191 A.D. 10 | N.Y. App. Div. | 1920
Compensation in this case has been computed on an erroneous basis. The Commission finds that the average weekly wages of the claimant were $25.96. That is “ one-fifty-second part of his average annual earnings ” (Workmen’s Compensation Law, § 14, subd. 4). Consequently his “ average annual earnings ” should have been $1,350. In order to reach such result the Commission considered that his “ average daily wage ” was $4.50 and proceeding either under subdivision 1 or 2 of section 14 of the Workmen’s Compensation Law multiplied such daily wage by 300. Neither of those subdivisions is applicable.

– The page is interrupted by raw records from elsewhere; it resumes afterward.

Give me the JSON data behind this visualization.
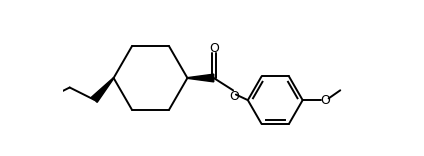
{
  "bg_color": "#ffffff",
  "line_color": "#000000",
  "lw": 1.4,
  "fig_width": 4.24,
  "fig_height": 1.56,
  "dpi": 100,
  "xlim": [
    0.0,
    8.5
  ],
  "ylim": [
    -2.2,
    2.2
  ]
}
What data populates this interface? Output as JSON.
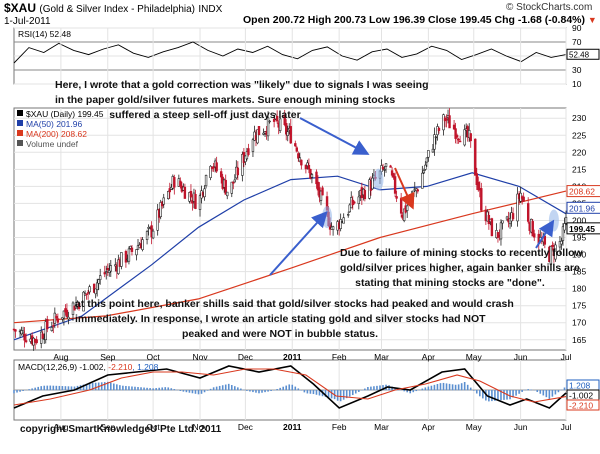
{
  "header": {
    "symbol": "$XAU",
    "name": "(Gold & Silver Index - Philadelphia)",
    "exchange": "INDX",
    "date": "1-Jul-2011",
    "quote": "Open 200.72  High 200.73  Low 196.39  Close 199.45  Chg -1.68 (-0.84%)",
    "quote_arrow": "▼",
    "watermark": "© StockCharts.com"
  },
  "annotations": {
    "correction": [
      "Here, I wrote that a gold correction was \"likely\" due to signals I was seeing",
      "in the paper gold/silver futures markets. Sure enough mining stocks",
      "suffered a steep sell-off just days later"
    ],
    "failure": [
      "Due to failure of mining stocks to recently follow",
      "gold/silver prices higher, again banker shills are",
      "stating that mining stocks are \"done\"."
    ],
    "peak": [
      "at this point here, banker shills said that gold/silver stocks had peaked and would crash",
      "immediately. In response, I wrote an article stating gold and silver stocks had NOT",
      "peaked and were NOT in bubble status."
    ],
    "copyright": "copyright SmartKnowledgeU Pte Ltd. 2011"
  },
  "chart_data": [
    {
      "type": "line",
      "panel": "rsi",
      "legend": "RSI(14) 52.48",
      "last_value_label": "52.48",
      "y_ticks": [
        10,
        30,
        50,
        70,
        90
      ],
      "reference_lines": [
        30,
        70
      ],
      "ylim": [
        10,
        90
      ],
      "series": [
        {
          "name": "RSI(14)",
          "color": "#000000",
          "values": [
            40,
            62,
            55,
            68,
            58,
            52,
            60,
            66,
            54,
            48,
            56,
            62,
            70,
            58,
            50,
            60,
            55,
            64,
            52,
            46,
            58,
            63,
            50,
            44,
            56,
            60,
            48,
            53,
            64,
            58,
            45,
            52,
            60,
            50,
            42,
            55,
            48,
            52
          ]
        }
      ]
    },
    {
      "type": "candlestick",
      "panel": "price",
      "legend": [
        "$XAU (Daily) 199.45",
        "MA(50) 201.96",
        "MA(200) 208.62",
        "Volume undef"
      ],
      "x_axis": {
        "labels": [
          "Aug",
          "Sep",
          "Oct",
          "Nov",
          "Dec",
          "2011",
          "Feb",
          "Mar",
          "Apr",
          "May",
          "Jun",
          "Jul"
        ],
        "start": "2010-07-01",
        "end": "2011-07-01"
      },
      "y_ticks": [
        165,
        170,
        175,
        180,
        185,
        190,
        195,
        200,
        205,
        210,
        215,
        220,
        225,
        230
      ],
      "ylim": [
        162,
        233
      ],
      "price_badges": [
        {
          "label": "208.62",
          "value": 208.62,
          "color": "#d9381e"
        },
        {
          "label": "201.96",
          "value": 201.96,
          "color": "#1f3fa8"
        },
        {
          "label": "199.45",
          "value": 199.45,
          "color": "#000000"
        }
      ],
      "close_anchors": [
        [
          "2010-07-01",
          168
        ],
        [
          "2010-07-15",
          165
        ],
        [
          "2010-07-31",
          172
        ],
        [
          "2010-08-15",
          177
        ],
        [
          "2010-08-31",
          185
        ],
        [
          "2010-09-15",
          190
        ],
        [
          "2010-09-30",
          197
        ],
        [
          "2010-10-15",
          212
        ],
        [
          "2010-10-31",
          205
        ],
        [
          "2010-11-08",
          218
        ],
        [
          "2010-11-20",
          208
        ],
        [
          "2010-12-06",
          225
        ],
        [
          "2010-12-20",
          229
        ],
        [
          "2010-12-31",
          225
        ],
        [
          "2011-01-05",
          220
        ],
        [
          "2011-01-15",
          212
        ],
        [
          "2011-01-28",
          197
        ],
        [
          "2011-02-10",
          205
        ],
        [
          "2011-02-25",
          212
        ],
        [
          "2011-03-05",
          216
        ],
        [
          "2011-03-15",
          202
        ],
        [
          "2011-03-25",
          210
        ],
        [
          "2011-04-05",
          224
        ],
        [
          "2011-04-12",
          230
        ],
        [
          "2011-04-20",
          226
        ],
        [
          "2011-04-28",
          224
        ],
        [
          "2011-05-06",
          205
        ],
        [
          "2011-05-15",
          195
        ],
        [
          "2011-05-25",
          200
        ],
        [
          "2011-06-01",
          208
        ],
        [
          "2011-06-08",
          198
        ],
        [
          "2011-06-20",
          190
        ],
        [
          "2011-06-28",
          194
        ],
        [
          "2011-07-01",
          199.45
        ]
      ],
      "series": [
        {
          "name": "MA(50)",
          "color": "#1f3fa8",
          "points": [
            [
              "2010-07-01",
              165
            ],
            [
              "2010-08-15",
              172
            ],
            [
              "2010-09-30",
              187
            ],
            [
              "2010-10-31",
              198
            ],
            [
              "2010-11-30",
              206
            ],
            [
              "2010-12-31",
              212
            ],
            [
              "2011-01-31",
              213
            ],
            [
              "2011-02-28",
              209
            ],
            [
              "2011-03-31",
              210
            ],
            [
              "2011-04-30",
              214
            ],
            [
              "2011-05-31",
              210
            ],
            [
              "2011-07-01",
              201.96
            ]
          ]
        },
        {
          "name": "MA(200)",
          "color": "#d9381e",
          "points": [
            [
              "2010-07-01",
              170
            ],
            [
              "2010-08-31",
              172
            ],
            [
              "2010-10-31",
              177
            ],
            [
              "2010-12-31",
              186
            ],
            [
              "2011-02-28",
              195
            ],
            [
              "2011-04-30",
              202
            ],
            [
              "2011-07-01",
              208.62
            ]
          ]
        }
      ]
    },
    {
      "type": "line",
      "panel": "macd",
      "legend": "MACD(12,26,9) -1.002, -2.210, 1.208",
      "legend_parts": [
        "MACD(12,26,9) -1.002, ",
        "-2.210",
        ", 1.208"
      ],
      "badges": [
        "1.208",
        "-1.002",
        "-2.210"
      ],
      "ylim": [
        -10,
        10
      ],
      "series": [
        {
          "name": "MACD",
          "color": "#000000",
          "points": [
            [
              "2010-07-01",
              -6
            ],
            [
              "2010-07-20",
              -2
            ],
            [
              "2010-08-10",
              0
            ],
            [
              "2010-09-01",
              5
            ],
            [
              "2010-09-20",
              6
            ],
            [
              "2010-10-10",
              7
            ],
            [
              "2010-11-01",
              4
            ],
            [
              "2010-11-20",
              8
            ],
            [
              "2010-12-10",
              6
            ],
            [
              "2010-12-31",
              8
            ],
            [
              "2011-01-15",
              2
            ],
            [
              "2011-02-01",
              -6
            ],
            [
              "2011-02-20",
              -2
            ],
            [
              "2011-03-05",
              1
            ],
            [
              "2011-03-20",
              0
            ],
            [
              "2011-04-10",
              6
            ],
            [
              "2011-04-25",
              7
            ],
            [
              "2011-05-10",
              -2
            ],
            [
              "2011-05-25",
              -5
            ],
            [
              "2011-06-05",
              -3
            ],
            [
              "2011-06-20",
              -6
            ],
            [
              "2011-07-01",
              -1
            ]
          ]
        },
        {
          "name": "Signal",
          "color": "#d9381e",
          "points": [
            [
              "2010-07-01",
              -5
            ],
            [
              "2010-07-25",
              -3
            ],
            [
              "2010-08-20",
              0
            ],
            [
              "2010-09-10",
              4
            ],
            [
              "2010-10-01",
              6
            ],
            [
              "2010-10-20",
              6
            ],
            [
              "2010-11-10",
              5
            ],
            [
              "2010-12-01",
              7
            ],
            [
              "2010-12-20",
              7
            ],
            [
              "2011-01-10",
              5
            ],
            [
              "2011-01-30",
              -2
            ],
            [
              "2011-02-20",
              -3
            ],
            [
              "2011-03-10",
              0
            ],
            [
              "2011-03-30",
              2
            ],
            [
              "2011-04-20",
              5
            ],
            [
              "2011-05-05",
              3
            ],
            [
              "2011-05-25",
              -2
            ],
            [
              "2011-06-10",
              -4
            ],
            [
              "2011-07-01",
              -2.2
            ]
          ]
        }
      ]
    }
  ]
}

The claimant entered the service of this employer May 24,1918, and continued therein until the time of his injury, on December 22, 1918. He did not work steadily, however, but within the dates mentioned worked one hundred and nineteen and a half days, earning in the aggregate, including an allowance for board, $395.22. For six days prior to his accident he had been working as a fireman and receiving $4.50 a day or perhaps a little more. Prior to that time he had been a coal passer and received less compensation than when working as a fireman. Prior to May 24, 1918, it does not appear what he did or what if anything he earned. . Any computation based on annual earnings of $1,350 for a claimant who for a period of about seven months actually earned less than $400 is in the absence of explanatory circumstances manifestly unreasonable and unfair. The Commission in an effort to bring the case within subdivision 2 of section 14 received evidence as to the compensation of firemen for a year previous to the accident
The award should be reversed and the matter remitted to the Commission.
All concur.
Award reversed and matter remitted to the Commission.